IgE-mediated anaphylaxis by NMBAs and antibiotics commonly occurs during the perioperative period [2]. Potential allergic cross-reactivity among the drugs is frequently regarded as a risk factor for perioperative anaphylaxis [2]. Among the drugs, NMBAs are most frequently involved in anaphylaxis and crossreactivity commonly occurs between NMBAs [3].
Dong et al. [4] suggested that single sensitization was frequent in cases of allergy to succinylcholine, whereas it was less common with steroidal or benzylisoquinoline compounds. Cross-reactivity studies appear to be of critical importance in cases of allergic reaction to an NMBA. However, despite a previously documented NMBA-induced anaphylaxis, negative skin tested NMBAs may be used safely [5]. As in this case, a patient showing multiple cross-reactivity to all types of NMBAs on allergic skin tests is a very rare example.

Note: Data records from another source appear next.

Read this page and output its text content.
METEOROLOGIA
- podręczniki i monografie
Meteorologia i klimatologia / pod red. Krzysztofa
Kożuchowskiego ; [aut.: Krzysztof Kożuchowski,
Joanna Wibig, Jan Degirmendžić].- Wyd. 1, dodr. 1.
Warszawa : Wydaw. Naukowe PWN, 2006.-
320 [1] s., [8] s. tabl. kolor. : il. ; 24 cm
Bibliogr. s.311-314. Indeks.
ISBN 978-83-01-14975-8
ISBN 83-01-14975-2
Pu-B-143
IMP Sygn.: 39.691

In addition, other types of drugs, such as remifentanil, also exhibited reactivity. For these patients, use of negative intradermal tested drugs and use of regional anesthesia without muscle relaxant should be considered for future surgery.
As an anesthesiologist, prompt recognition and treatment of anaphylaxis is needed. In cases of suspected anaphylactic reaction, extensive investigation should be conducted through combined preoperative and postoperative tests in order to identify the nature of the reaction, and the responsibility of suspected drugs, and to provide recommendations for future administration of anesthesia.